The real question in my mind is how widespread this practice is. As you can tell from the Online Contribution link over on the left, TPM doesn't have this problem of interested corporations trying to stuff $50,000 checks in his pocket. But it's very hard for me to believe that Enron was the only company doing this. Who else?

Then there's another issue. We now have two apparent cases of Enron's insinuating itself into the Bush White House - this may actually be giving the White House far too much of a pass - by putting the White House's campaign consultants on its payroll.

Yesterday the New York Times reported that Enron put Ralph Reed on the payroll as a favor to Karl Rove, to help keep Reed in the Bush camp. Reed and the White House have both sorta denied the claim. But it's at least consistent with what I learned about Reed while reporting this article two years ago.

(I'll say more about Ralph Reed in a future post.)

Now it also emerges that Ed Gillespie went immediately from the Bush campaign and into the hands of Enron as its man to lobby the Bush administration. Reportedly, on the energy task force and stimulus package.
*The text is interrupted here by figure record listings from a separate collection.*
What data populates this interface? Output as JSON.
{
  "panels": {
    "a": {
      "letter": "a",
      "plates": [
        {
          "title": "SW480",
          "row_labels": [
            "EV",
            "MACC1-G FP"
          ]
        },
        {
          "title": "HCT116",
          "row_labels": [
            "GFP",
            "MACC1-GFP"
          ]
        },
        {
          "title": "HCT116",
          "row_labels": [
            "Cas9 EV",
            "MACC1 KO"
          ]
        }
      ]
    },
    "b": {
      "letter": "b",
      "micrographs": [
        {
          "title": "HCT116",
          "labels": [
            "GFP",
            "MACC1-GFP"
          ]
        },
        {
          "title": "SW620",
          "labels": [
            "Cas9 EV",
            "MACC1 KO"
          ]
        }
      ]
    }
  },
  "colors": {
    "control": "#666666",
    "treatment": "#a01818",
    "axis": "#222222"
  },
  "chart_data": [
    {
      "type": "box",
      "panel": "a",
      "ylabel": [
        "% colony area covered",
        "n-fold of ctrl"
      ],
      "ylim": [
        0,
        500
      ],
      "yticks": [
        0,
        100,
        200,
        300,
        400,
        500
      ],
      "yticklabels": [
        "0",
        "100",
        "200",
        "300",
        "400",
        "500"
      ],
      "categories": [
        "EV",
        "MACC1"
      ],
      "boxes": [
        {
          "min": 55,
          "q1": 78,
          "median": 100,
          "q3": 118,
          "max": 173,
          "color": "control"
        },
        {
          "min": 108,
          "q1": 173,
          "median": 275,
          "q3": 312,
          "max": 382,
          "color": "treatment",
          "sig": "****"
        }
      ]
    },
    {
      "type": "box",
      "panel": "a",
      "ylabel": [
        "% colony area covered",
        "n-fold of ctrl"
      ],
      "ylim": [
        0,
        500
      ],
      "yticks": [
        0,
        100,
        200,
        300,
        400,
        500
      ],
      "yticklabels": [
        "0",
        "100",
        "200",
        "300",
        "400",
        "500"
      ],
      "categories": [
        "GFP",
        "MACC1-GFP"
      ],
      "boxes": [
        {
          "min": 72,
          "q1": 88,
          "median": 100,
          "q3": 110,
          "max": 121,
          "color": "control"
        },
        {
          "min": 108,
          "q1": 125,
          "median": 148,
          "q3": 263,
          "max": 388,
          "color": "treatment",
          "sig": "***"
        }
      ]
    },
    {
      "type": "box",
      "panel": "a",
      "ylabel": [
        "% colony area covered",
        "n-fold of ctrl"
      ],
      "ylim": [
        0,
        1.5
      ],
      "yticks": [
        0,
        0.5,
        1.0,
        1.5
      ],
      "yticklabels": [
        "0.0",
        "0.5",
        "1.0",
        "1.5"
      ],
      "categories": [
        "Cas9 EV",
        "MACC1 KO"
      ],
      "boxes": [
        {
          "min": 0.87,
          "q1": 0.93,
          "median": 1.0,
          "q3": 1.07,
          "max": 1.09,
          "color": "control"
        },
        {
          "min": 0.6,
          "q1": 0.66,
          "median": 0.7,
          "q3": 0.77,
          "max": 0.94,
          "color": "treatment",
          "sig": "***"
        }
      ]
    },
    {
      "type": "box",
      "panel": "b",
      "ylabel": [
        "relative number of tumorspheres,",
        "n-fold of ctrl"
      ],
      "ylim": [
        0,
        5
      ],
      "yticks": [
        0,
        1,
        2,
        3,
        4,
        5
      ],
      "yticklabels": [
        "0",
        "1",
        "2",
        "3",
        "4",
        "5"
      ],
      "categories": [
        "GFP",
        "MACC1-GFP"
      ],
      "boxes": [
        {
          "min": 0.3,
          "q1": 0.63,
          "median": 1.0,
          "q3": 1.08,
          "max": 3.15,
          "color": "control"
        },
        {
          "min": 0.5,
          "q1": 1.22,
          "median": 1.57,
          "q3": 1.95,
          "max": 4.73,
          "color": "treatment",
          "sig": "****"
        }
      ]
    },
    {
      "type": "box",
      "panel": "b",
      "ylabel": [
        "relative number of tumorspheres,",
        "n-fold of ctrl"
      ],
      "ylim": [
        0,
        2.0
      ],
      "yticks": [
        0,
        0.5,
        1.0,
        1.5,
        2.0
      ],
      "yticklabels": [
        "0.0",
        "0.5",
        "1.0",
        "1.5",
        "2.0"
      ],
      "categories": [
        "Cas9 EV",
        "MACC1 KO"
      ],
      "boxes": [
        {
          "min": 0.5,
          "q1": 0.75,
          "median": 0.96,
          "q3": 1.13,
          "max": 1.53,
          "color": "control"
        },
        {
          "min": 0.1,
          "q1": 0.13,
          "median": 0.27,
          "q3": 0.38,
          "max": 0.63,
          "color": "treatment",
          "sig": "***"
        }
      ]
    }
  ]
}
Now, I think I know how this works.

Let's stipulate first that Enron didn't seem to have much difficulty getting its calls returned at the Bush White House or getting its views understood. The standard good government criticism of this would be that Gillespie didn't have a 'cooling off period' before lobbying his old friends. That misses the point. This sounds a lot more like Gillespie was continuing to work for the Bush White House. He just got put on Enron's payroll.